Bersama dengan negara-negara lainnya, Indonesia berkomitmen untuk memerangi ketimpangan baik di dalam negara sendiri maupun antar negara sebagai bagian dari Tujuan Pembangunan Berkelanjutan (SDG 10). Di tingkat nasional, Indonesia telah menunjukkan komitmennya terhadap SDG 10 melalui Rencana Pembangunan Jangka Menengah Nasional (RPJMN) 2020-2024, yang bertujuan untuk mengurangi ketimpangan antar wilayah dan antar kelompok penduduk di antara tujuh agenda pembangunan tingkat tinggi.
Secara praktik, peta jalan SDG Indonesia bertujuan untuk mengurangi ketimpangan melalui paket kebijakan pertumbuhan yang “berpihak pada rakyat miskin” dan sensitif terhadap kerentanan. Ini termasuk kebijakan fiskal yang mendukung redistribusi, membuat sistem pajak lebih adil, meningkatkan kebijakan untuk usaha mikro, kecil dan menengah, memperkuat ekonomi pedesaan, perubahan pada akses lahan dan menstabilkan harga pangan.
Namun masalah ketimpangan di Indonesia masih besar, dan sudah berlangsung selama beberapa dekade. Mulai dari masa kolonial hingga tahun-tahun yang tidak menentu setelah kemerdekaan, lalu masa pertumbuhan intensif di bawah pemerintahan otoriter, hingga kehancuran dan pemulihan ekonomi.
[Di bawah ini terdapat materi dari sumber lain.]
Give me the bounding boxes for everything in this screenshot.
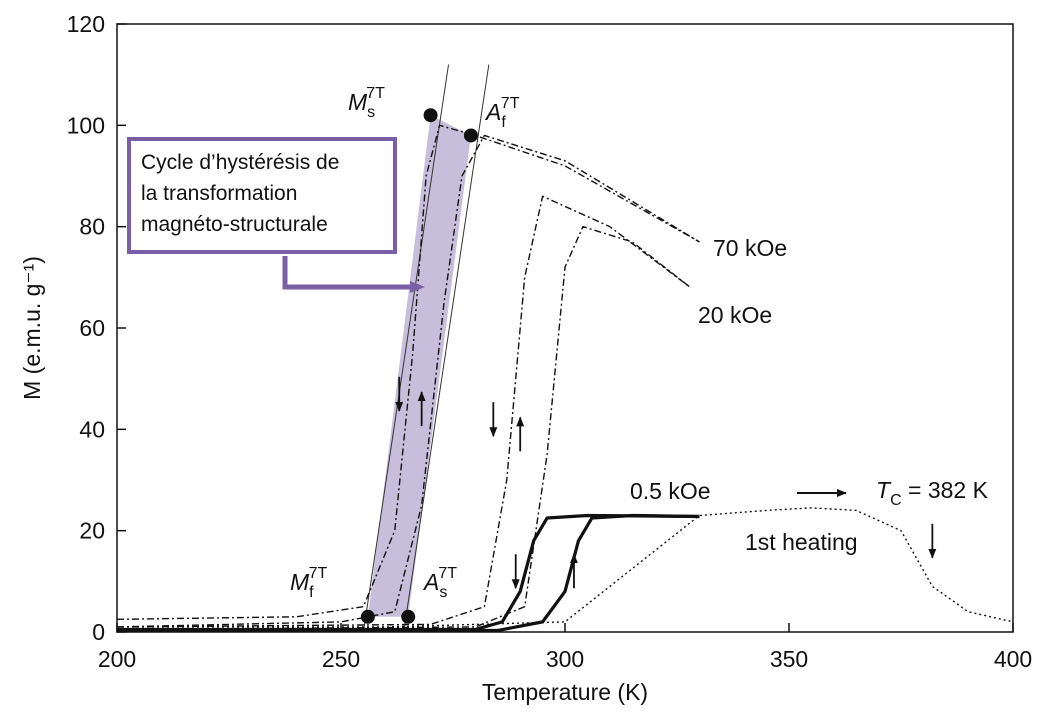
callout-pointer-head [410, 281, 425, 293]
point-mf [360, 609, 375, 624]
x-tick-label: 250 [322, 646, 360, 672]
callout-line-2: la transformation [141, 182, 298, 205]
callout-line-3: magnéto-structurale [141, 213, 328, 236]
series-line-3 [116, 225, 691, 631]
y-axis-title: M (e.m.u. g⁻¹) [19, 256, 45, 400]
x-tick-label: 300 [546, 646, 584, 672]
label-first-heating: 1st heating [745, 529, 858, 555]
y-tick-label: 20 [79, 518, 105, 544]
y-tick-label: 60 [79, 315, 105, 341]
point-ms [423, 108, 438, 123]
point-af [463, 128, 478, 143]
curve-label-20koe: 20 kOe [698, 302, 772, 328]
hysteresis-callout: Cycle d’hystérésis de la transformation … [127, 137, 397, 254]
hysteresis-band [367, 115, 471, 617]
band-guide-left [362, 64, 450, 633]
plot-frame [116, 23, 1014, 633]
curve-label-70koe: 70 kOe [713, 235, 787, 261]
y-tick-label: 80 [79, 214, 105, 240]
series-line-2 [116, 195, 691, 628]
series-line-1 [116, 134, 700, 628]
y-tick-label: 100 [67, 112, 105, 138]
x-tick-label: 350 [770, 646, 808, 672]
band-guide-right [403, 64, 490, 633]
x-tick-label: 400 [994, 646, 1032, 672]
curve-label-05koe: 0.5 kOe [630, 478, 711, 504]
label-as: As7T [422, 565, 457, 601]
series-line-4 [117, 513, 700, 632]
series-line-6 [117, 507, 1014, 628]
y-tick-label: 0 [92, 619, 105, 645]
x-axis-title: Temperature (K) [482, 679, 648, 705]
series-line-0 [116, 124, 700, 621]
callout-line-1: Cycle d’hystérésis de [141, 151, 340, 174]
y-tick-label: 120 [67, 11, 105, 37]
label-tc: TC = 382 K [876, 477, 989, 509]
callout-pointer [282, 256, 412, 290]
label-mf: Mf7T [290, 565, 328, 601]
x-tick-label: 200 [98, 646, 136, 672]
point-as [401, 609, 416, 624]
y-tick-label: 40 [79, 416, 105, 442]
label-af: Af7T [484, 95, 520, 131]
series-line-5 [117, 513, 700, 633]
label-ms: Ms7T [348, 85, 385, 121]
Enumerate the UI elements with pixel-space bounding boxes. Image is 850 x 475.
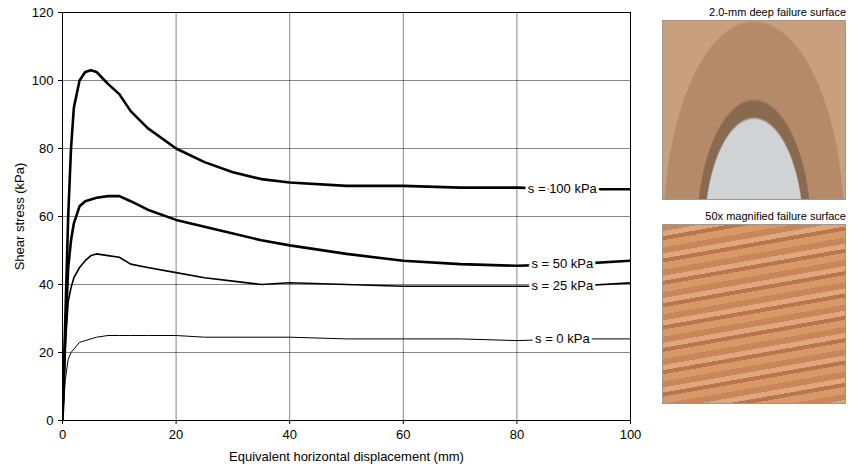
html-text:2.0-mm deep failure surface: 2.0-mm deep failure surface	[709, 6, 846, 18]
svg-text:120: 120	[32, 5, 54, 20]
svg-text:40: 40	[39, 277, 53, 292]
svg-text:s = 50 kPa: s = 50 kPa	[531, 256, 594, 271]
svg-text:80: 80	[510, 427, 524, 442]
svg-text:0: 0	[46, 413, 53, 428]
svg-text:100: 100	[620, 427, 642, 442]
svg-text:s = 100 kPa: s = 100 kPa	[528, 181, 598, 196]
svg-text:s = 0 kPa: s = 0 kPa	[535, 331, 590, 346]
svg-text:80: 80	[39, 141, 53, 156]
svg-text:20: 20	[39, 345, 53, 360]
svg-text:60: 60	[39, 209, 53, 224]
svg-text:100: 100	[32, 73, 54, 88]
svg-text:20: 20	[169, 427, 183, 442]
svg-text:s = 25 kPa: s = 25 kPa	[531, 278, 594, 293]
svg-text:40: 40	[282, 427, 296, 442]
svg-text:Shear stress (kPa): Shear stress (kPa)	[12, 163, 27, 271]
html-text:50x magnified failure surface: 50x magnified failure surface	[705, 210, 846, 222]
svg-text:60: 60	[396, 427, 410, 442]
svg-text:Equivalent horizontal displace: Equivalent horizontal displacement (mm)	[229, 449, 464, 464]
svg-text:0: 0	[59, 427, 66, 442]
Menurut World Inequality Report, saat ini 10 persen penduduk terkaya berpenghasilan sekitar 19 kali lipat dari 50 persen penduduk termiskin di Indonesia. Meskipun terjadi peningkatan signifikan dalam pendapatan rata-rata di Indonesia dari tahun 1950-an hingga hari ini, kesenjangan antara si kaya dan si miskin tidak berkurang, dan hampir sama lebarnya dengan kesenjangan terlebar dalam beberapa dekade terakhir.